Fig. 4 is a schematic diagram of a trusted personalized federal learning device based on clustering and knowledge distillation.
Detailed Description
In order to make the objects, technical solutions and advantages of the embodiments of the present invention more clear, the technical solutions of the embodiments of the present invention will be clearly and completely described below with reference to the accompanying drawings of the embodiments of the present invention. It will be apparent that the described embodiments are some, but not all, embodiments of the invention. All other embodiments, which can be made by a person skilled in the art without creative efforts, based on the described embodiments of the present invention fall within the protection scope of the present invention.

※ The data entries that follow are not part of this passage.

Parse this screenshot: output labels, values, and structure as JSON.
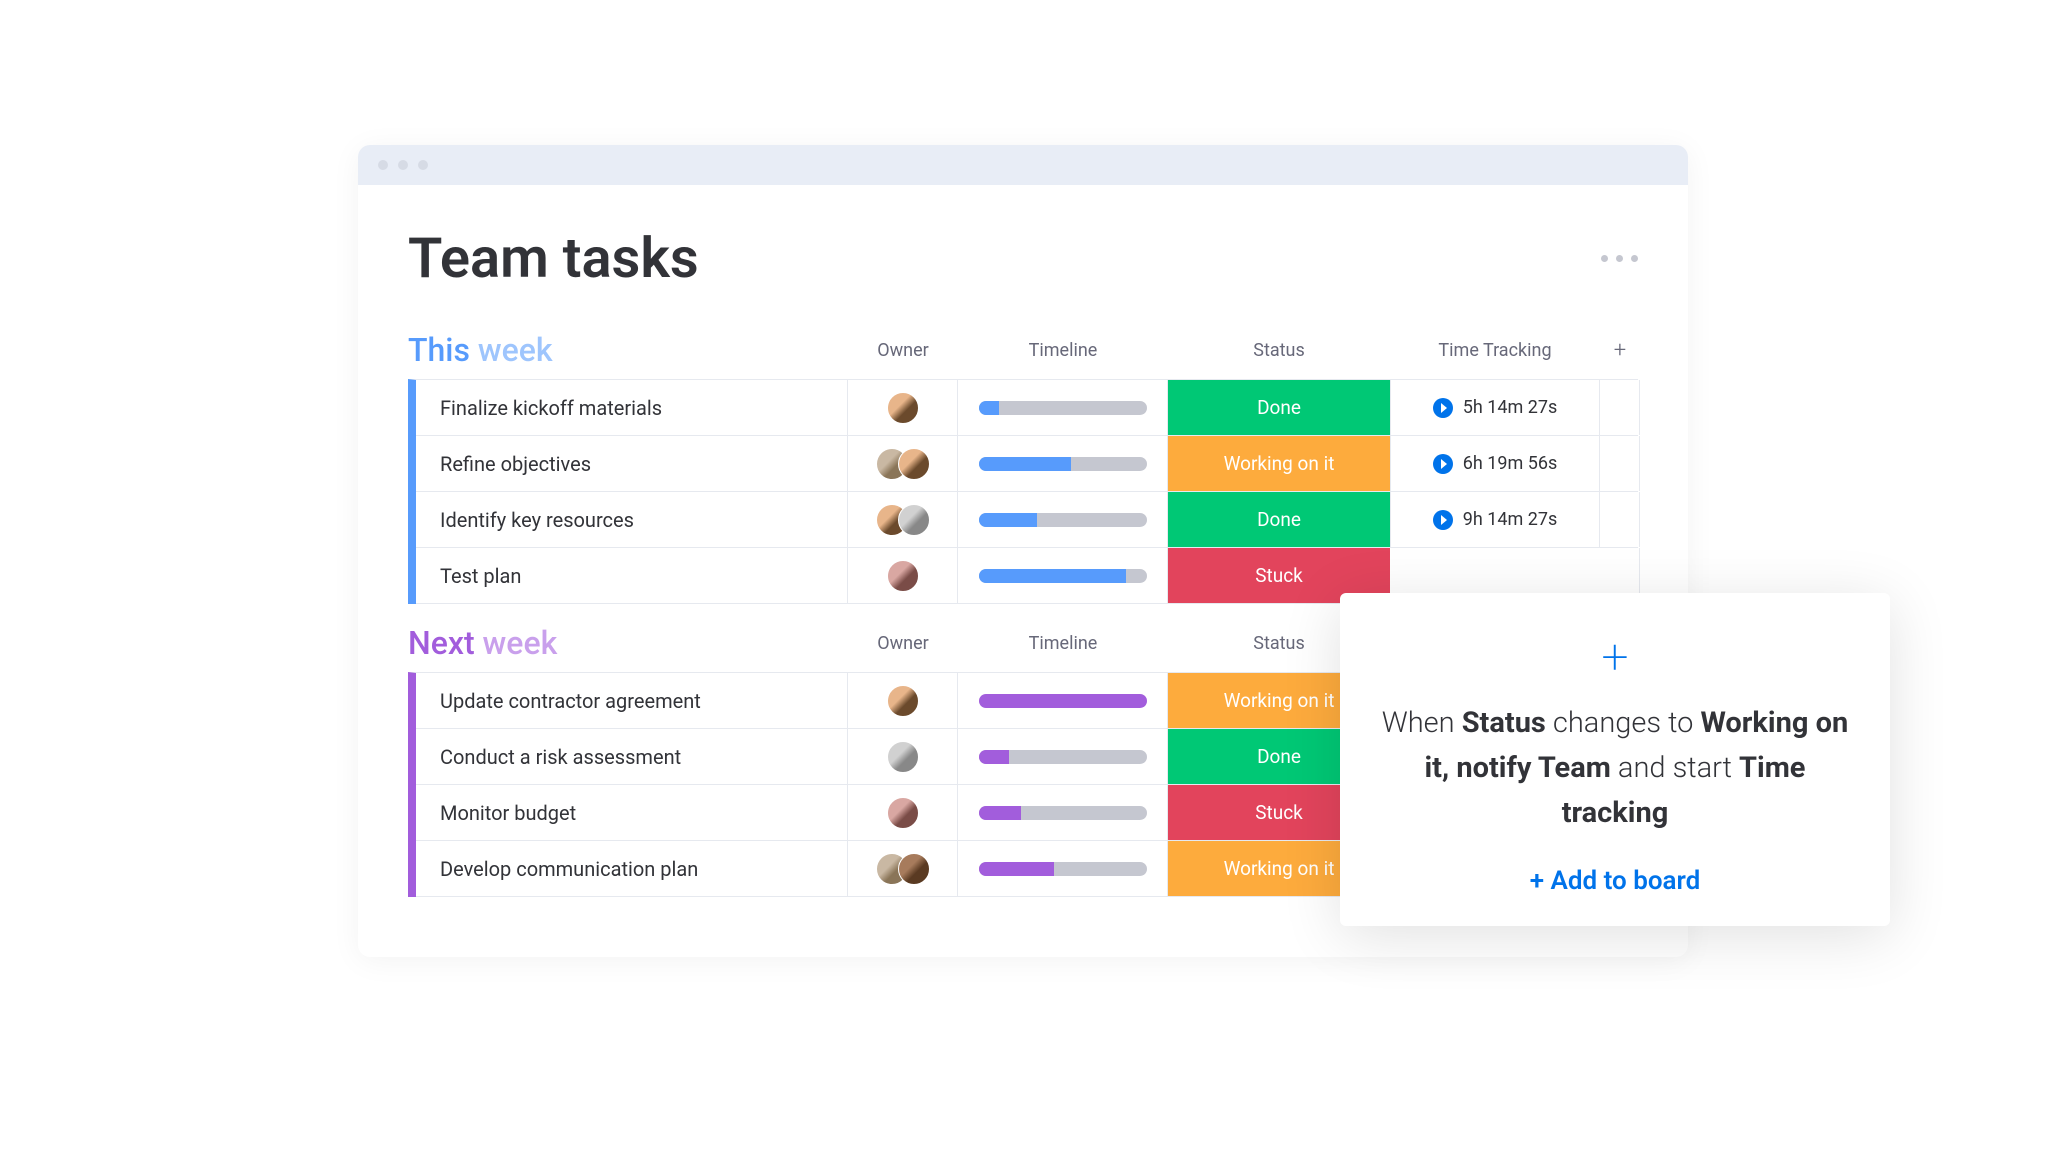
{
  "page": {
    "title": "Team tasks"
  },
  "columns": {
    "owner": "Owner",
    "timeline": "Timeline",
    "status": "Status",
    "time_tracking": "Time Tracking",
    "add": "+"
  },
  "status_labels": {
    "done": "Done",
    "working": "Working on it",
    "stuck": "Stuck"
  },
  "groups": [
    {
      "title_main": "This",
      "title_light": "week",
      "color": "blue",
      "rows": [
        {
          "name": "Finalize kickoff materials",
          "owners": [
            "a1"
          ],
          "progress": 12,
          "status": "done",
          "time": "5h 14m 27s"
        },
        {
          "name": "Refine objectives",
          "owners": [
            "a2",
            "a1"
          ],
          "progress": 55,
          "status": "working",
          "time": "6h 19m 56s"
        },
        {
          "name": "Identify key resources",
          "owners": [
            "a1",
            "a4"
          ],
          "progress": 35,
          "status": "done",
          "time": "9h 14m 27s"
        },
        {
          "name": "Test plan",
          "owners": [
            "a3"
          ],
          "progress": 88,
          "status": "stuck",
          "time": ""
        }
      ]
    },
    {
      "title_main": "Next",
      "title_light": "week",
      "color": "purple",
      "rows": [
        {
          "name": "Update contractor agreement",
          "owners": [
            "a1"
          ],
          "progress": 100,
          "status": "working",
          "time": ""
        },
        {
          "name": "Conduct a risk assessment",
          "owners": [
            "a4"
          ],
          "progress": 18,
          "status": "done",
          "time": ""
        },
        {
          "name": "Monitor budget",
          "owners": [
            "a3"
          ],
          "progress": 25,
          "status": "stuck",
          "time": ""
        },
        {
          "name": "Develop communication plan",
          "owners": [
            "a2",
            "a5"
          ],
          "progress": 45,
          "status": "working",
          "time": ""
        }
      ]
    }
  ],
  "automation": {
    "text_parts": {
      "p1": "When ",
      "b1": "Status",
      "p2": " changes to ",
      "b2": "Working on it, notify Team",
      "p3": " and start ",
      "b3": "Time tracking"
    },
    "action": "+ Add to board"
  }
}
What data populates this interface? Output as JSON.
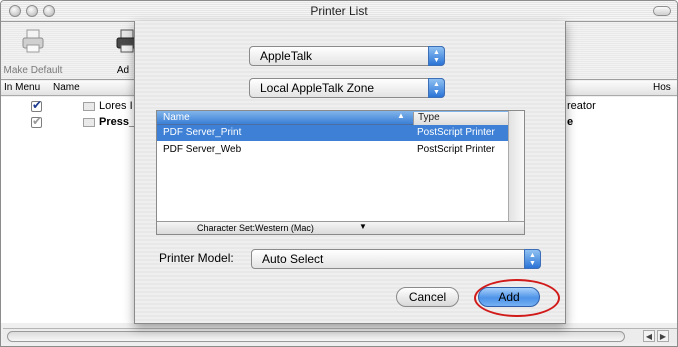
{
  "window": {
    "title": "Printer List"
  },
  "toolbar": {
    "make_default_label": "Make Default",
    "add_label": "Ad"
  },
  "list": {
    "columns": {
      "in_menu": "In Menu",
      "name": "Name",
      "kind": "reator",
      "host": "Hos"
    },
    "rows": [
      {
        "name": "Lores I",
        "checked": true,
        "bold": false
      },
      {
        "name": "Press_",
        "checked": true,
        "bold": true,
        "extra": "e"
      }
    ]
  },
  "dialog": {
    "connection_popup": "AppleTalk",
    "zone_popup": "Local AppleTalk Zone",
    "browser": {
      "headers": {
        "name": "Name",
        "type": "Type"
      },
      "rows": [
        {
          "name": "PDF Server_Print",
          "type": "PostScript Printer",
          "selected": true
        },
        {
          "name": "PDF Server_Web",
          "type": "PostScript Printer",
          "selected": false
        }
      ],
      "character_set": "Character Set:Western (Mac)"
    },
    "printer_model_label": "Printer Model:",
    "printer_model_value": "Auto Select",
    "cancel_label": "Cancel",
    "add_label": "Add"
  },
  "colors": {
    "selection": "#3d80d6",
    "default_button": "#4d93e8",
    "annotation": "#d11a1a"
  }
}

A trusted personalized federal learning method and device based on clustering and knowledge distillation is used for training a personalized health monitoring model in the field of medical care.
The scene graph of the invention is shown in fig. 1, a two-layer federal learning framework is established, the framework comprises a user layer and a cloud layer, wherein the user layer comprises a user terminal, such as health monitoring equipment like a bracelet, and the cloud layer is formed by a cloud server. The two layers of frames form a cloud collaborative model, and participate in the federal learning process together to train the personalized local model.
The shuffling algorithm model structure diagram of the present invention is shown in figure 2, and is composed of an encoder, a shuffler and a decoder. The data first enters the encoder, laplace noise is added, then mixed shuffling is performed by the shuffler, and finally decryption is performed by the decoder.
The flow chart of the invention is shown in fig. 3, firstly, a two-layer cloud cooperative federation learning scene model is established; then, clustering and dividing the local model by using a K-means clustering algorithm based on Canopy to obtain N clusters; carrying out local model aggregation on the N clusters to obtain N local models; then, carrying out cyclic knowledge distillation on the local model to obtain a public knowledge part of the local model; and then, the process of re-learning is designed to carry out local recovery, and a personalized model is obtained through local training.
A schematic diagram of the device of the present invention is shown in FIG. 4, and the device is composed of a memory and a processor. The memory is used for storing the federation learning scene model and the federation learning algorithm; the processor is configured to execute the computer program stored in the memory.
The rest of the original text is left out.